I'm just thinking (typing) out loud.

I’m living in a town located on the border of city and countryside.

When I first moved in from an inner-north suburb called Coburg three years ago, everything in this town appeared so washed out and unsophisticated.
And um, I guess it still is.

All my friends live either a lot closer to the city or on the other side of Melbourne.
Unlike those places it’s not a rich suburb here – indeed, far from it. 
But just like all the middle-to-low class suburbs, we have friendly neighbours, chatty local shop workers and blue-colour blokes and I like it a lot, although things are slowly starting to change.
There’re two cafés opened in the last 2 years, pretty cool ones too. One of which in particular, looks almost like a little inner-city-hippy-cool-side-street café in a remote town shopping centre (well, literally) and predictably enough, they’re attracting growing number of young Australian couples and young families shifting from more expensive inner suburbs lately, which is probably resulting from the economy slowing down. 
I even see some Japanese chicks walking down the street on the busier-and-buzzier side of this town.
Who knows, in next few years, the town could become part of Melbourne’s expanding inner suburban area.
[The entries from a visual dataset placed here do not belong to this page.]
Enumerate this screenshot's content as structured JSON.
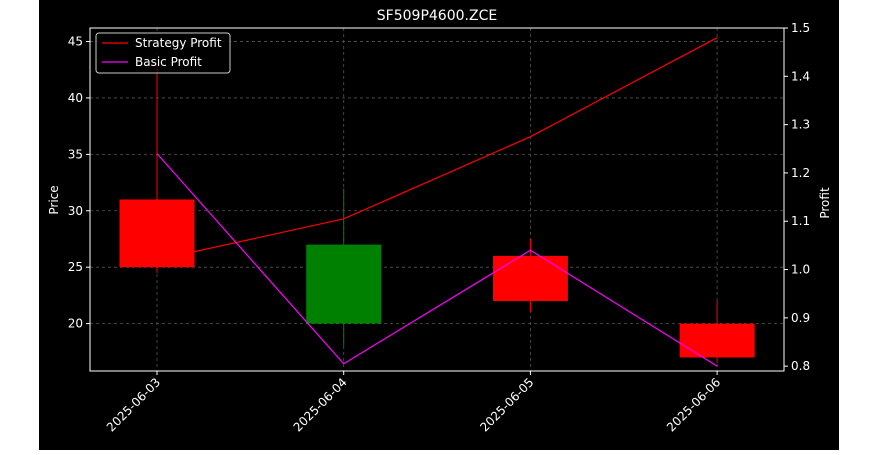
{
  "chart_data": {
    "type": "candlestick",
    "title": "SF509P4600.ZCE",
    "ylabel_left": "Price",
    "ylabel_right": "Profit",
    "xlabel": "",
    "categories": [
      "2025-06-03",
      "2025-06-04",
      "2025-06-05",
      "2025-06-06"
    ],
    "candles": [
      {
        "date": "2025-06-03",
        "open": 31.0,
        "high": 43.0,
        "low": 24.5,
        "close": 25.0,
        "color": "#ff0000"
      },
      {
        "date": "2025-06-04",
        "open": 20.0,
        "high": 32.0,
        "low": 18.0,
        "close": 27.0,
        "color": "#008000"
      },
      {
        "date": "2025-06-05",
        "open": 26.0,
        "high": 27.5,
        "low": 21.0,
        "close": 22.0,
        "color": "#ff0000"
      },
      {
        "date": "2025-06-06",
        "open": 20.0,
        "high": 22.0,
        "low": 16.5,
        "close": 17.0,
        "color": "#ff0000"
      }
    ],
    "series": [
      {
        "name": "Strategy Profit",
        "axis": "right",
        "color": "#ff0000",
        "values": [
          1.02,
          1.105,
          1.275,
          1.48
        ]
      },
      {
        "name": "Basic Profit",
        "axis": "right",
        "color": "#ff00ff",
        "values": [
          1.24,
          0.805,
          1.04,
          0.8
        ]
      }
    ],
    "ylim_left": [
      15.8,
      46.2
    ],
    "ylim_right": [
      0.79,
      1.5
    ],
    "yticks_left": [
      "20",
      "25",
      "30",
      "35",
      "40",
      "45"
    ],
    "yticks_right": [
      "0.8",
      "0.9",
      "1.0",
      "1.1",
      "1.2",
      "1.3",
      "1.4",
      "1.5"
    ],
    "grid": true,
    "legend_position": "top-left",
    "colors": {
      "background": "#000000",
      "foreground": "#ffffff",
      "grid": "#555555"
    }
  }
}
The suburb I was living in three years ago was still pretty close to the city and I used to catch up with my Japanese friends fairly regularly so I wasn’t lonely, but I was sort of isolated from the society outside the little circle.
Now I live outside the city it’s harder for those frequent catch-ups so I have to admit it could get a bit lonely.
However, these days, I’m becoming a part of the community. I can really sense it.
In hindsight, it all started when I shifted here, because that was when I started working in the customer service industry, and now I’m dealing with locals day-in and day-out.
What I do is rubbish compared to what majority of my old friends are doing now. It’s not as well paid. It’s physically tough and could get mentally daunting at times, too. You could even say it’s at the bottom of the socio-economic ladder.
Instead of going up that ladder, I came right down to the bottom, and here I’m starting to merge with everyday Australians.
I began to develop this different sense of humour and attitude. It works with my co-workers and regular customers but maybe not so much with my country people.

With my health condition, I didn’t have too many options in terms of employment, and I could only allow myself to work up to 20 hours per week. Without a car license my chance of ever getting a job was scarce, so you’d know I’m grateful and I know I am lucky that I have my job, and to survive in this job, I had to assimilate into my surroundings to a certain extent.

That’s right. To a certain extent - which means that my Japanese identity is still within myself, but, in the Japanese community on the other hand, I maybe becoming the odd one out. Is it inevitable?
Or, who knows, things might change in next few years.